Fig. 8.. Continuous T-bet expression safeguards T_H1 cell stability.

Naive Tbx21^fl/fl and Tbx21^fl/+ Rosa26CreERT2⁺ LCMV-specific CD4⁺ Thy1.1⁺ cells were adoptively transferred into Thy1.2⁺ Rosa26CreERT2⁺ C57BL/6 mice. Recipient mice were infected with LCMV. On days 7, 8, and 9 after infection, recipient mice were treated with tamoxifen, while a control group was left untreated. On day 10 after infection, CD4⁺ Thy1.1⁺ donor T cells were isolated and directly analyzed or reactivated for 5 days under T_H2 conditions. Data are representative of two independent experiments (n = 6 to 7 per group and experiment). (A) Experimental scheme. (B) IFN-γ expression and (C) T-bet and GATA-3 expression were determined in CD4⁺ Thy1.1⁺ donor cells by FACS on day 10 after infection. (D) GATA-3 and T-bet protein expression were determined by FACS in CD4⁺ Thy1.1⁺ donor cells after re-activation for 5 days under T_H2 conditions.
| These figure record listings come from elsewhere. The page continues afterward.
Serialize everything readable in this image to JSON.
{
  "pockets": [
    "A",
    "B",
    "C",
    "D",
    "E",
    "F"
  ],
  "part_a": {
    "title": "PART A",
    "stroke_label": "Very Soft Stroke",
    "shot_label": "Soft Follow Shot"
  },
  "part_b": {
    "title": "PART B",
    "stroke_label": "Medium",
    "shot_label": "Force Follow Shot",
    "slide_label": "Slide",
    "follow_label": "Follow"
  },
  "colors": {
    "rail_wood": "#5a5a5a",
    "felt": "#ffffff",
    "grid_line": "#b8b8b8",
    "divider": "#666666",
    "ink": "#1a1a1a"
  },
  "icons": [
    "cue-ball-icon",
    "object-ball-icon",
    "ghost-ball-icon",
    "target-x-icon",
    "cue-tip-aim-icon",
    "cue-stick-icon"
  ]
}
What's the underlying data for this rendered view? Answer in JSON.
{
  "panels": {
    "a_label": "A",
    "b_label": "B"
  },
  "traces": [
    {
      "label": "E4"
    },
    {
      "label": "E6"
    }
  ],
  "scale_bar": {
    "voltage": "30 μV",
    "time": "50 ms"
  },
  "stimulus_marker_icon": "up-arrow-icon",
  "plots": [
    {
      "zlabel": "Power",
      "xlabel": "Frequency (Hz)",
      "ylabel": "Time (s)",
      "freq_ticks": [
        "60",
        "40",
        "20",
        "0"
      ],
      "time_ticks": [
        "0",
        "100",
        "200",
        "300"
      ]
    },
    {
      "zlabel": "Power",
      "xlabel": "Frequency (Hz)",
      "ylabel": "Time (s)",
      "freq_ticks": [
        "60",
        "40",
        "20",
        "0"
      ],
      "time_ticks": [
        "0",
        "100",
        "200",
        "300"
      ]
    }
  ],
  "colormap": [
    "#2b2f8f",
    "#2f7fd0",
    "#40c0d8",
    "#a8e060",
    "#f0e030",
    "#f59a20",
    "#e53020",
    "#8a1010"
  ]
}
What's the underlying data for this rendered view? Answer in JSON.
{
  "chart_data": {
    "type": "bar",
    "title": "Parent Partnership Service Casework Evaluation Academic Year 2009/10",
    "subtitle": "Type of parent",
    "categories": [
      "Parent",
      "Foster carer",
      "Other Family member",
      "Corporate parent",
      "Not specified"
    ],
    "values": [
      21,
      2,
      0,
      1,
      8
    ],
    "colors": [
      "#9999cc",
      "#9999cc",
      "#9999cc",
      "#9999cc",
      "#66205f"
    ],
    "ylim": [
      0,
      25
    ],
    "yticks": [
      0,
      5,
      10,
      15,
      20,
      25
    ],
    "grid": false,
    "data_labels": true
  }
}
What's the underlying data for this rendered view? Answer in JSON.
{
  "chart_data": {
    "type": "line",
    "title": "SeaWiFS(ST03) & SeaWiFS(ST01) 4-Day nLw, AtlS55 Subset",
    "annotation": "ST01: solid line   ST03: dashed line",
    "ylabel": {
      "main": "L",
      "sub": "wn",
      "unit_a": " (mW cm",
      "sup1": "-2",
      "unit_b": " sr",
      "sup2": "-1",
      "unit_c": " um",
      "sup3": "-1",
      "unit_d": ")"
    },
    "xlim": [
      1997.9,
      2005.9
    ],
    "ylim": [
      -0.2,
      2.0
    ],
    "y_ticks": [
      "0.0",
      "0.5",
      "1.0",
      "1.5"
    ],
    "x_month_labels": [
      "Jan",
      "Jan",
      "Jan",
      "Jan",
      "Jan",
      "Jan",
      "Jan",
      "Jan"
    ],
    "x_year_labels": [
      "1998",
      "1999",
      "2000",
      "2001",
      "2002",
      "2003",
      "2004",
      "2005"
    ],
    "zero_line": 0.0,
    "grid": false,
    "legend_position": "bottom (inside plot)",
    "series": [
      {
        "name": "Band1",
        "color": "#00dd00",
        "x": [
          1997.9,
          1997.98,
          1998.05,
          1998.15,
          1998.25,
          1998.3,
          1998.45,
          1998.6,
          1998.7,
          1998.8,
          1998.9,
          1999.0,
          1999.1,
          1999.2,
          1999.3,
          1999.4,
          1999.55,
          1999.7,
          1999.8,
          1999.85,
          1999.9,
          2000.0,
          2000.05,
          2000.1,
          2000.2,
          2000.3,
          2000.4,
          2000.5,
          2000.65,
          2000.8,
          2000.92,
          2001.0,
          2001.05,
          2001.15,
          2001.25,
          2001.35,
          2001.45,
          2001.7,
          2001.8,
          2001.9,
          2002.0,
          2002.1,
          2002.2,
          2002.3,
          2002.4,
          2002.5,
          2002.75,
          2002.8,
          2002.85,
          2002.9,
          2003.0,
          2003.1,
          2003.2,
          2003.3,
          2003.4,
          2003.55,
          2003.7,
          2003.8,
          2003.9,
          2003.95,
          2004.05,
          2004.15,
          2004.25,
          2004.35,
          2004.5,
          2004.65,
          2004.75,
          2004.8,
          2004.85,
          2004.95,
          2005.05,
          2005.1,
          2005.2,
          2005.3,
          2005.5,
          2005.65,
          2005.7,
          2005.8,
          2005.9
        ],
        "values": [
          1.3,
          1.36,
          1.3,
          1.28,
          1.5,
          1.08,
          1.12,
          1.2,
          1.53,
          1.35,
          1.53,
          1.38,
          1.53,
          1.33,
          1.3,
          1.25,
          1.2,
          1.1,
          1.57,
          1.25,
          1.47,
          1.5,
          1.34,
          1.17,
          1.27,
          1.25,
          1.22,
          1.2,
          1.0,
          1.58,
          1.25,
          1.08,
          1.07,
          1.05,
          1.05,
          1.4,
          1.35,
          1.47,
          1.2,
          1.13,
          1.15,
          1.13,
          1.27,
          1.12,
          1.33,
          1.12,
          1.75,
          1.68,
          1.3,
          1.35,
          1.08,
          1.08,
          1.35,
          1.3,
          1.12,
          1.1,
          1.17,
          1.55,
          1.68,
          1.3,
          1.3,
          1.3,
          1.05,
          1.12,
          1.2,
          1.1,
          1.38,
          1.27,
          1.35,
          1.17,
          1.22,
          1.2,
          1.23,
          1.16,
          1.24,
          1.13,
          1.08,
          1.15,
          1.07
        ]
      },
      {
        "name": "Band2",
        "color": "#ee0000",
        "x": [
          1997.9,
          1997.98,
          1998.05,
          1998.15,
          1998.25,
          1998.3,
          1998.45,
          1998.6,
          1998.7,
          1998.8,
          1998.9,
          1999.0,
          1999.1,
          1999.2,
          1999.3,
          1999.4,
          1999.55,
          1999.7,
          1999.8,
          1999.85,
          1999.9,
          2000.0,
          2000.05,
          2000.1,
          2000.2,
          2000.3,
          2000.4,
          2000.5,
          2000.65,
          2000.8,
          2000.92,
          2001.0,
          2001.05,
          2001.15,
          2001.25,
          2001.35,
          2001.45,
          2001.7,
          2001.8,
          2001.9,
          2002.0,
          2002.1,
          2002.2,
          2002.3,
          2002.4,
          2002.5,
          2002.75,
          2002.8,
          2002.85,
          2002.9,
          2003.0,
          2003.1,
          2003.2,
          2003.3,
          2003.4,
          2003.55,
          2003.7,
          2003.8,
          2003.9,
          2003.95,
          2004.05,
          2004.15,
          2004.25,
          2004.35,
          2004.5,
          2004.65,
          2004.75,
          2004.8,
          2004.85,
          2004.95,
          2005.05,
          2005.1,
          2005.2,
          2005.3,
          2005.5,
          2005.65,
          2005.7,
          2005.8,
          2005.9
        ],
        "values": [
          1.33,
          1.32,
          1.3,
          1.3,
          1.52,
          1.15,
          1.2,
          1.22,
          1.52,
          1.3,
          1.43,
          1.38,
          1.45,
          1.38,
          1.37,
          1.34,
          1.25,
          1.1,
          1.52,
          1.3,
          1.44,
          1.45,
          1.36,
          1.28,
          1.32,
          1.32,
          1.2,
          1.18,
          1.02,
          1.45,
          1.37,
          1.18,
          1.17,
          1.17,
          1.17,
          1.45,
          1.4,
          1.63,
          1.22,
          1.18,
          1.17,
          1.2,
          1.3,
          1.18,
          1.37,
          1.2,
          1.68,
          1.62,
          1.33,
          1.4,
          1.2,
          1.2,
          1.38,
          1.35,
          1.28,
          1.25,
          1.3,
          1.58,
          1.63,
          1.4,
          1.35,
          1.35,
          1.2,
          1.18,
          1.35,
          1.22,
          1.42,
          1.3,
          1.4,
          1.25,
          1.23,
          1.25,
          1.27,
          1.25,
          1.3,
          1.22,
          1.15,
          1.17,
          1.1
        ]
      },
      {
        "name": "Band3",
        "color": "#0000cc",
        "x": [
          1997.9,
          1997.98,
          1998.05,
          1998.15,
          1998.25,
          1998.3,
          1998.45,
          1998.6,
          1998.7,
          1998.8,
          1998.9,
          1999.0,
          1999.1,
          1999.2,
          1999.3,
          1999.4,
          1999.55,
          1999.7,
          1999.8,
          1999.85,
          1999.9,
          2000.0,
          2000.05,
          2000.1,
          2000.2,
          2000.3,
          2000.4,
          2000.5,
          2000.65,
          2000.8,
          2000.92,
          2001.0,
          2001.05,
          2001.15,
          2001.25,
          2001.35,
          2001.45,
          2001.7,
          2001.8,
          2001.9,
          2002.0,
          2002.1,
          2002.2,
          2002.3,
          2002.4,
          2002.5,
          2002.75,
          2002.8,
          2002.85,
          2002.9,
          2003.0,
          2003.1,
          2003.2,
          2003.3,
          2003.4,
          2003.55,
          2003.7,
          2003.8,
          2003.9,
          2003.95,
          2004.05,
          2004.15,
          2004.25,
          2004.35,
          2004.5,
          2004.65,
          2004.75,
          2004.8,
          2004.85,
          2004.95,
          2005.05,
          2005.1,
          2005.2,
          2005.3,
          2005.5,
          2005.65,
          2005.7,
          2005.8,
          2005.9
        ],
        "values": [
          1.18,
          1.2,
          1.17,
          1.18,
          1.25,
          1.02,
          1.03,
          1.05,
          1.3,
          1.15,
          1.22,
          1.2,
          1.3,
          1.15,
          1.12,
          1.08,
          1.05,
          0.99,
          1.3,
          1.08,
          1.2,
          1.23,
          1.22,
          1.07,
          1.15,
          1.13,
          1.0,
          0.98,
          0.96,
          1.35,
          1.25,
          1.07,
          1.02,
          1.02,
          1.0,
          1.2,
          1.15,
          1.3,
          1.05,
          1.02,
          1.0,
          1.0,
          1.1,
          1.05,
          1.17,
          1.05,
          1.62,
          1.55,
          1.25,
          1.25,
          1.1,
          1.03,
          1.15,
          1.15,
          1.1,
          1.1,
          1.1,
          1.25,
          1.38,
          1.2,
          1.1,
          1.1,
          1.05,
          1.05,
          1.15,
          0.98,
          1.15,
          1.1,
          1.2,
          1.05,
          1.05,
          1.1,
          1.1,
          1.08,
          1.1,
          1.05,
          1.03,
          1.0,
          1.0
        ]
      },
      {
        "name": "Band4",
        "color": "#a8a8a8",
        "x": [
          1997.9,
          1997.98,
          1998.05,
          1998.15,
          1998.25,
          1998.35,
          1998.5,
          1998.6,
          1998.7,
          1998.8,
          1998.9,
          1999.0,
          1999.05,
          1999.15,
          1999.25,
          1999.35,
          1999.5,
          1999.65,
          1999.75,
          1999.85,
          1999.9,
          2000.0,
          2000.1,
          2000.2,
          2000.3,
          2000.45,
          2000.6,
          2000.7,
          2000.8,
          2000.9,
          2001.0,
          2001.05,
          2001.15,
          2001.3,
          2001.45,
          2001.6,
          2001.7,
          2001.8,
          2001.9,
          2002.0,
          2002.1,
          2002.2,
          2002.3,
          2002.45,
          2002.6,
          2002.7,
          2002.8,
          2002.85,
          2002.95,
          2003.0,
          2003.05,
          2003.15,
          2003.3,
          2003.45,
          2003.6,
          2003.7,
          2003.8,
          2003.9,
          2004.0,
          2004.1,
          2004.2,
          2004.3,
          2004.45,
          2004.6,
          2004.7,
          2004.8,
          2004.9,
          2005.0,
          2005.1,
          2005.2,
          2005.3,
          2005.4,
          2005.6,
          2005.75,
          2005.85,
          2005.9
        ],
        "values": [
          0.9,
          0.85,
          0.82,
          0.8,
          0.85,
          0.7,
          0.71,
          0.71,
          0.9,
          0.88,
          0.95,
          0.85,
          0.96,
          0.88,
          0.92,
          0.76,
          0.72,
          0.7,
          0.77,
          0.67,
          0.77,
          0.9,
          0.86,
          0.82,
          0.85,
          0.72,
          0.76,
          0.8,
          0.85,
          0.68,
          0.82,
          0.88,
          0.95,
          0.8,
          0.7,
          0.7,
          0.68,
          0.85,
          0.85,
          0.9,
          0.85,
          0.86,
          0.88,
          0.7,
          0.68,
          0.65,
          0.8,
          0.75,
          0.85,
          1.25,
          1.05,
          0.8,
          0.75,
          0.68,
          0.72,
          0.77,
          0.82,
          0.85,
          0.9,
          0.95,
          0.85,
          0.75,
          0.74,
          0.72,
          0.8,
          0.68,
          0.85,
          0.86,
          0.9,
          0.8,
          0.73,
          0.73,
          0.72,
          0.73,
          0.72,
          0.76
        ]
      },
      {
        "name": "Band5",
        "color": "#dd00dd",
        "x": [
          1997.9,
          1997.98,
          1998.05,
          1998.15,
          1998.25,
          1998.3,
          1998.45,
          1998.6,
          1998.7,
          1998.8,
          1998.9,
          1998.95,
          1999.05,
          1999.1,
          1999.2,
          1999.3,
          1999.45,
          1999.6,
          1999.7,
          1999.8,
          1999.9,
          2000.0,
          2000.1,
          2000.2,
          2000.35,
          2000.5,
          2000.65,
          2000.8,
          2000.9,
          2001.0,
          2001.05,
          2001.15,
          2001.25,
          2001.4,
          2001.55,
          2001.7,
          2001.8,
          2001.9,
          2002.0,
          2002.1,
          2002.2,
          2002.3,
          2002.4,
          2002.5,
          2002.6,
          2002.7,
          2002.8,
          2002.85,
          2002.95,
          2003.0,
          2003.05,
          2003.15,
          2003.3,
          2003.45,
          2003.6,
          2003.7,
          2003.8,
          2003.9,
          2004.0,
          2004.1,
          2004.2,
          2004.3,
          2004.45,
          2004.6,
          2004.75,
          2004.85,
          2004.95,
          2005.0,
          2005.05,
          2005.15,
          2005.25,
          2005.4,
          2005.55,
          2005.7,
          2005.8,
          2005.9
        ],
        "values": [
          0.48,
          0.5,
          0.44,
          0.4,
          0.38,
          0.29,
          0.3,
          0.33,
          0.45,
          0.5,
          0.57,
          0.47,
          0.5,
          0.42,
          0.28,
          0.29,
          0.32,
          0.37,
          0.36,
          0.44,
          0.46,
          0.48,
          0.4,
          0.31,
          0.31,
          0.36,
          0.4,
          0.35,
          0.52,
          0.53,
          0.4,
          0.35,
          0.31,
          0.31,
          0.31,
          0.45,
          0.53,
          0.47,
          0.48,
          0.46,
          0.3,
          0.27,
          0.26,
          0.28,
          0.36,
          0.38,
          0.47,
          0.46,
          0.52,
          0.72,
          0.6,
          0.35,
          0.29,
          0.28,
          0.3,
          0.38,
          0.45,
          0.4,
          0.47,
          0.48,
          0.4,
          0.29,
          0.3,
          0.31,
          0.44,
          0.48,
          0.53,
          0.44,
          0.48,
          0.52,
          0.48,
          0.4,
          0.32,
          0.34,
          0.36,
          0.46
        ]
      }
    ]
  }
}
T_H2 cells derived from naive LCMV-specific CD4⁺ Thy1.1⁺ cells served as control. (E) Quantitative PCR of the indicated cytokine genes after restimulation with PMA/ionomycin for 3 hours. Statistics: Kruskal-Wallis test with Dunn’s multiple comparisons test; ns, not significant; *P < 0.05; **P < 0.01; ***P < 0.001; ****P < 0.0001.